Inovasi adalah mesin penggerak pertumbuhan Unilever. Urat nadi kehidupan untuk bisnis perusahaan yang berangkat dari mimpi Lord Leverhulme ingin menyabuni dunia. “Masa depan Unilever bergantung pada kemampuan kami mengantarkan inovasi kepada secara lebih cepat dibanding pesaing kami,” jelas Professor Geneviève Berger, Chief Research & Development Officer Unilever.
          Unilever mendaftarkan sekitar 250 sampai 350 aplikasi hak paten baru dalam setahun. Dengan fokus pada pusat-pusat global dan regional serta beberapa tim implementasi kecil di setiap negara, Unilever menggunakan sumber daya yang ada dengan sebaik-baiknya dan membawa inovasi yang lebih besar pada pasar dalam kurun waktu lebih cepat.
Misalkan inovasi pada produk makanan dan nutrisi. Secara berkesinambungan Unilever meningkatkan profil nutrisi dari bermacam produk dan memberikan konsumen pilihan yang lebih nikmat, lebih sehat, dan lebih banyak pilihan alami sesuai dengan fungsi makanan bernilai lebih bagi kesehatan. Contohnya, Promise Activ Supershots yang menyediakan sterol tanaman alami yang secara klinis terbukti mampu aktif membantu mengangkat kolesterol sebagai bagian dari makanan rendah lemak; Hellmann’s Extra Lightuses citrus fibre, bahan untuk membuat mayones yang rendah lemak dengan cita rasa yang lebih baik; Knorr Stockpot revolutionises bouillon dengan format jelly baru yang menawarkan bouillon yang lebih segar, otentik dan beraroma lezat yang larut secara alami ke dalam makanan, menimbulkan aroma yang menggiurkan serta rasa alami dan lezat; dan Catechin-rich tea yang mampu membantu orang-orang yang ingin menjaga penampilan tubuh mereka.
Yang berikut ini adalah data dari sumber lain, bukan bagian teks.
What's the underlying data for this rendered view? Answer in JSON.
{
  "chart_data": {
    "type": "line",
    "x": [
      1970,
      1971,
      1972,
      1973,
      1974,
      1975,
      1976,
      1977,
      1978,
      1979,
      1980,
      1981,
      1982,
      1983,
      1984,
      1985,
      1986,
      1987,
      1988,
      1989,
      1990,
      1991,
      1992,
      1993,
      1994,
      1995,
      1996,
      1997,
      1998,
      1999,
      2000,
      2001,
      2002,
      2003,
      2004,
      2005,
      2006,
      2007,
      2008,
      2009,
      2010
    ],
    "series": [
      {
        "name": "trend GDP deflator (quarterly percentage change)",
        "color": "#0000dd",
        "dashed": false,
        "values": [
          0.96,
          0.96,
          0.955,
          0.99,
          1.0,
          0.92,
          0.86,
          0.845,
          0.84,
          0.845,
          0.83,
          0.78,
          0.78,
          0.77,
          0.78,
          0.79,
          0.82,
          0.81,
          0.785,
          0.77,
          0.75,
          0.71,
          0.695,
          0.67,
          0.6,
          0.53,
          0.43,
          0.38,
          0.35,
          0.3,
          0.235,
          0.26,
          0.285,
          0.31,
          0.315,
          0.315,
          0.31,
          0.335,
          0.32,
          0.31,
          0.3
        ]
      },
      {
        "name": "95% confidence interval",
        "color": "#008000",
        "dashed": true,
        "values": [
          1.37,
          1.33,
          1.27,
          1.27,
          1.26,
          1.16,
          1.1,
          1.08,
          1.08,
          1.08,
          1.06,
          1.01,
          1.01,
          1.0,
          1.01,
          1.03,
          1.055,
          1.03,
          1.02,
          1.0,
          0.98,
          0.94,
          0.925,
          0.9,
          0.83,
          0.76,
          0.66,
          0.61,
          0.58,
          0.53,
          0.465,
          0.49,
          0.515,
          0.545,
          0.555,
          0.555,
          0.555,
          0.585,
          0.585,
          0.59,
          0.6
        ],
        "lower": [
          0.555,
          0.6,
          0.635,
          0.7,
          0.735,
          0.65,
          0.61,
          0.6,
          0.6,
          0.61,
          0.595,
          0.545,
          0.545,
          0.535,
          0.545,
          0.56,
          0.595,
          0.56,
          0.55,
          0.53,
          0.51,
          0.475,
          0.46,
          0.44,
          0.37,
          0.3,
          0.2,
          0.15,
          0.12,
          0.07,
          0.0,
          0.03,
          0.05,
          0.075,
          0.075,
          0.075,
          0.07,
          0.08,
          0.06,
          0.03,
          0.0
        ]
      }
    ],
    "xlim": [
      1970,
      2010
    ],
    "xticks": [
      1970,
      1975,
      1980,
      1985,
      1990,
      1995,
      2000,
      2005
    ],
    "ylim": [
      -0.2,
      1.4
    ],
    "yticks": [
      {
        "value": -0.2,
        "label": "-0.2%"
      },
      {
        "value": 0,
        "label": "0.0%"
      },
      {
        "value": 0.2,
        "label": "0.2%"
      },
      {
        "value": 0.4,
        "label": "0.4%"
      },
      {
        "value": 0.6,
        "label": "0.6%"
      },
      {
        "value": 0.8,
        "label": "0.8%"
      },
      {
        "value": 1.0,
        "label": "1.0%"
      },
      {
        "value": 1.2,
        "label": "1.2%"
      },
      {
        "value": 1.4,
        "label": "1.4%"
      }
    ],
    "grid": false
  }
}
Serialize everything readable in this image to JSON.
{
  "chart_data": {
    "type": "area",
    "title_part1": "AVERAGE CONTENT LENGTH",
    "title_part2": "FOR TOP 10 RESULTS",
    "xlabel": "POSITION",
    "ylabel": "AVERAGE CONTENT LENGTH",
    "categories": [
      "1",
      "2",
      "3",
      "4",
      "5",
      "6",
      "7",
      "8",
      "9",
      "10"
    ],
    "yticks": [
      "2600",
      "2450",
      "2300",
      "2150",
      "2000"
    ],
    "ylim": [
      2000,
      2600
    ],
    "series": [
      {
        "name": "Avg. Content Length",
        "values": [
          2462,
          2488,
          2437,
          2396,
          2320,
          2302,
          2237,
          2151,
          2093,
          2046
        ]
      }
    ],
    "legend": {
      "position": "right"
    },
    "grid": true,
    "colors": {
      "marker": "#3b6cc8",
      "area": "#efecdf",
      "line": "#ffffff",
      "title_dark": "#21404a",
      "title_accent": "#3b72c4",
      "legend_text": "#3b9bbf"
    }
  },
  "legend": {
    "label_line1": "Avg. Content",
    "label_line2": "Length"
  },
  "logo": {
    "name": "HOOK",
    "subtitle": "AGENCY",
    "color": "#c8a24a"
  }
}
Ihwal inovasi produk perawaan wajah, kita sudah cukup akrab dengan pelembab wajah Citra. Citra yang semula dipersembahkan buat wanita Indonesia, kini sudah mengglobal, terutama di kawasan Asia. “Sekarang Citra sudah dipakai oleh wanita Asia, seperti Thailand, Malaysia dan China,” kata Enny Sampurno, Human Resources Director Unilever Indonesia.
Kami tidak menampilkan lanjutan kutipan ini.